Tissue oxygenation is a strong predictor of surgical site infection. Improving tissue oxygenation should thus reduce wound infection risk. Supplemental inspired oxygen can improve tissue oxygenation, but whether it reduces infection risk remains controversial. Low-dose dexamethasone is often given to reduce the risk of postoperative nausea and vomiting, but steroid-induced immunosuppression can increase infection risk. We therefore tested the hypotheses that supplemental perioperative oxygen reduces infection risk and that dexamethasone increases it. Using a factorial design, patients having colorectal resections expected to last ≥2 h were randomly assigned to 30% (n=270) or 80% (n=285) inspired oxygen during and for 1 h after surgery, and to 4 mg intraoperative dexamethasone (n=283) or placebo (n=272). Physicians blinded to group assignments evaluated wounds postoperatively, using US Centers for Disease Control criteria.

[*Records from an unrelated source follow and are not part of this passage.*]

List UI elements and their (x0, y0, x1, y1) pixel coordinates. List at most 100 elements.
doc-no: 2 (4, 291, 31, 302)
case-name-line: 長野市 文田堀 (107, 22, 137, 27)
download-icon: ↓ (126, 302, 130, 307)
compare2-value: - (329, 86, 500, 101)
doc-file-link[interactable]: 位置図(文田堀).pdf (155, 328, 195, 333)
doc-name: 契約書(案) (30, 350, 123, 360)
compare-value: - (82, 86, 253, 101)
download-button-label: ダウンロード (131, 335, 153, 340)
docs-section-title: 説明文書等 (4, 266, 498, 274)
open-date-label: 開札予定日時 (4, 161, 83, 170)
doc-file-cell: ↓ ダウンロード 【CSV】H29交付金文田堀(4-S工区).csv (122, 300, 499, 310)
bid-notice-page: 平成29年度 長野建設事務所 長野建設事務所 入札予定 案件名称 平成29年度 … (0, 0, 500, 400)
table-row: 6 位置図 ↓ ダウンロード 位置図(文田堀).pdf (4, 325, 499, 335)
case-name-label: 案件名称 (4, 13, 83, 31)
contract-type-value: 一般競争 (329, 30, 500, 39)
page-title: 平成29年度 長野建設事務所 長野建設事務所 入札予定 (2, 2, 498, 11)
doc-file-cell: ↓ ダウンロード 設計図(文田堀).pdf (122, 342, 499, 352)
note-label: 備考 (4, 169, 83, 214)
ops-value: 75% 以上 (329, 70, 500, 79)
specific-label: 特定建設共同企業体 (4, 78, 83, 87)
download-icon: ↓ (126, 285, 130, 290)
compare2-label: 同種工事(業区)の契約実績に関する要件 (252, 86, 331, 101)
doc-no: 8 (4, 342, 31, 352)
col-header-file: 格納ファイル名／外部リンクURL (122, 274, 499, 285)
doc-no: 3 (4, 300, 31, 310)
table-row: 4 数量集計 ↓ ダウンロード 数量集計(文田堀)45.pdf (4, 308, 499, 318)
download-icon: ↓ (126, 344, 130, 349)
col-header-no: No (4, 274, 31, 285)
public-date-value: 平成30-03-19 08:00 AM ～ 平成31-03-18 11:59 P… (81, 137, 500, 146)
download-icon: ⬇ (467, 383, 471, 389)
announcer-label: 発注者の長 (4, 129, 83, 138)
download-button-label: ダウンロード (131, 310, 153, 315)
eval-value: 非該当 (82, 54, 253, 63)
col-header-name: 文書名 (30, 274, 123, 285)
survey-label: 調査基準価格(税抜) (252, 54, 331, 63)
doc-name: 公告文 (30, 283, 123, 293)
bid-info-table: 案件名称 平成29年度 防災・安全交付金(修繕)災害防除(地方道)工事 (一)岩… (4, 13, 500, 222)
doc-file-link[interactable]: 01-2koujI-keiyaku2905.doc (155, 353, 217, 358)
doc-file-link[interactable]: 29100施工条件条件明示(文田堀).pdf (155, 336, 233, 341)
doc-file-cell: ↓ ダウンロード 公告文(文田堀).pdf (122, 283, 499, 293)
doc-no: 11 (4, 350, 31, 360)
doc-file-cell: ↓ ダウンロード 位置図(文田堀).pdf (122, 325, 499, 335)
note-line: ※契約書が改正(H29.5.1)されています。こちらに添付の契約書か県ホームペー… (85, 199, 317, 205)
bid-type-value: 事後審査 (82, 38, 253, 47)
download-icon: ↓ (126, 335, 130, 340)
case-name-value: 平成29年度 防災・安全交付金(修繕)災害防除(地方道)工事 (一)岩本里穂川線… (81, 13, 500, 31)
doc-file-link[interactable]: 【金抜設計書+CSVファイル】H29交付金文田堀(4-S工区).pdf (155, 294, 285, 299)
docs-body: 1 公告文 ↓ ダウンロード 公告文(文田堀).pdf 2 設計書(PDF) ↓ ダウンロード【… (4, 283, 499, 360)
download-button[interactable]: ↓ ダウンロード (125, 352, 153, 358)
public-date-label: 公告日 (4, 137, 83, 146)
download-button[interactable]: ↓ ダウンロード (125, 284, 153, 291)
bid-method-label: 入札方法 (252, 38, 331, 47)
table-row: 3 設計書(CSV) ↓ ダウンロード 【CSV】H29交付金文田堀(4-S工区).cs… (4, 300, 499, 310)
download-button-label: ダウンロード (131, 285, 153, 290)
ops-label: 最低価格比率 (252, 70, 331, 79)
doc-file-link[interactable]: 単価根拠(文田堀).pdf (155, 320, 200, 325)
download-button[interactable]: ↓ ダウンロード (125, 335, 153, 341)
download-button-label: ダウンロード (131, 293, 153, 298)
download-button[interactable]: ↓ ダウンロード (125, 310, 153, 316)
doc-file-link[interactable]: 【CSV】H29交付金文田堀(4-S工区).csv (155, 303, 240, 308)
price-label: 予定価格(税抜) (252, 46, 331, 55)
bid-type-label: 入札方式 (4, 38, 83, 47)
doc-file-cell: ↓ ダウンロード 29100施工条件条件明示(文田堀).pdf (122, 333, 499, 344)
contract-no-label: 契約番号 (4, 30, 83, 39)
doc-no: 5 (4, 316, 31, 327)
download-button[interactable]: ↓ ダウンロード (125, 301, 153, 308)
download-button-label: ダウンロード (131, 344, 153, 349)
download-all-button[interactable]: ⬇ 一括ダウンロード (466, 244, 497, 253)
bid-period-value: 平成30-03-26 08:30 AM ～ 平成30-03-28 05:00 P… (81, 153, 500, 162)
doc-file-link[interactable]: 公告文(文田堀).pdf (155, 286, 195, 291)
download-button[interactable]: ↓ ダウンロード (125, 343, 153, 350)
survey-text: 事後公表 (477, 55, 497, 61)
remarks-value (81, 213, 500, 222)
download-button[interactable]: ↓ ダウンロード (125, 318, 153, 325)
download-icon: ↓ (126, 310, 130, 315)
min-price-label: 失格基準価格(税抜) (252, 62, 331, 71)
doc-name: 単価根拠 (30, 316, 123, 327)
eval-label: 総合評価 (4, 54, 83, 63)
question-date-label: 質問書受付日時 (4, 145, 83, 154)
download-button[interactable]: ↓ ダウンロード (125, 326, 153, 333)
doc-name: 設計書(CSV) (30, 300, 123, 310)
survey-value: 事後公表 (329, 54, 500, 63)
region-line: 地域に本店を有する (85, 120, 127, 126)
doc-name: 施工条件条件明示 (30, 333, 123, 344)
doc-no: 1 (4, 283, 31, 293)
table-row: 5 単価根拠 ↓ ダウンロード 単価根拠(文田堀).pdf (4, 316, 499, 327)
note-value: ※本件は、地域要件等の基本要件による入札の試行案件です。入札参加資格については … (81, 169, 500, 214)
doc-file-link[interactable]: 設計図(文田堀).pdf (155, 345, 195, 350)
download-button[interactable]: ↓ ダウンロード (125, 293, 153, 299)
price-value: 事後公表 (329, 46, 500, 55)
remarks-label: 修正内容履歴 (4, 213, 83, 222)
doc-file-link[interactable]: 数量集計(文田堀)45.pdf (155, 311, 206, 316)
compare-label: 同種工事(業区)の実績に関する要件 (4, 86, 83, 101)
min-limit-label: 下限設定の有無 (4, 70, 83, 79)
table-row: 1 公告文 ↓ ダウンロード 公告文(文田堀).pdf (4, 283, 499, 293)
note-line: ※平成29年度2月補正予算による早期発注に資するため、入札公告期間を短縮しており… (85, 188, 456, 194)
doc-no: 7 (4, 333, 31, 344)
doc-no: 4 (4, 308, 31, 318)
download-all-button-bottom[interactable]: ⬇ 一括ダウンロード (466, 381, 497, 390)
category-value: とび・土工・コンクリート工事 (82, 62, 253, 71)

Subject and surgical characteristics were similar among study groups. Surgical site infection incidence was similar among groups: 30% oxygen 15.6%, 80% oxygen 15.8% (P=1.00); dexamethasone 15.9%, placebo 15.4%, (P=0.91). Supplemental oxygen did not reduce surgical site infection risk. The preponderance of clinical evidence suggests that administration of 80% supplemental inspired oxygen does not reduce infection risk. We did not observe an increased risk of surgical site infection with the use of a single low dose of dexamethasone, indicating that it can be used for nausea and vomiting prophylaxis without promoting wound infections. ClinicalTrials.gov number: NCT00273377.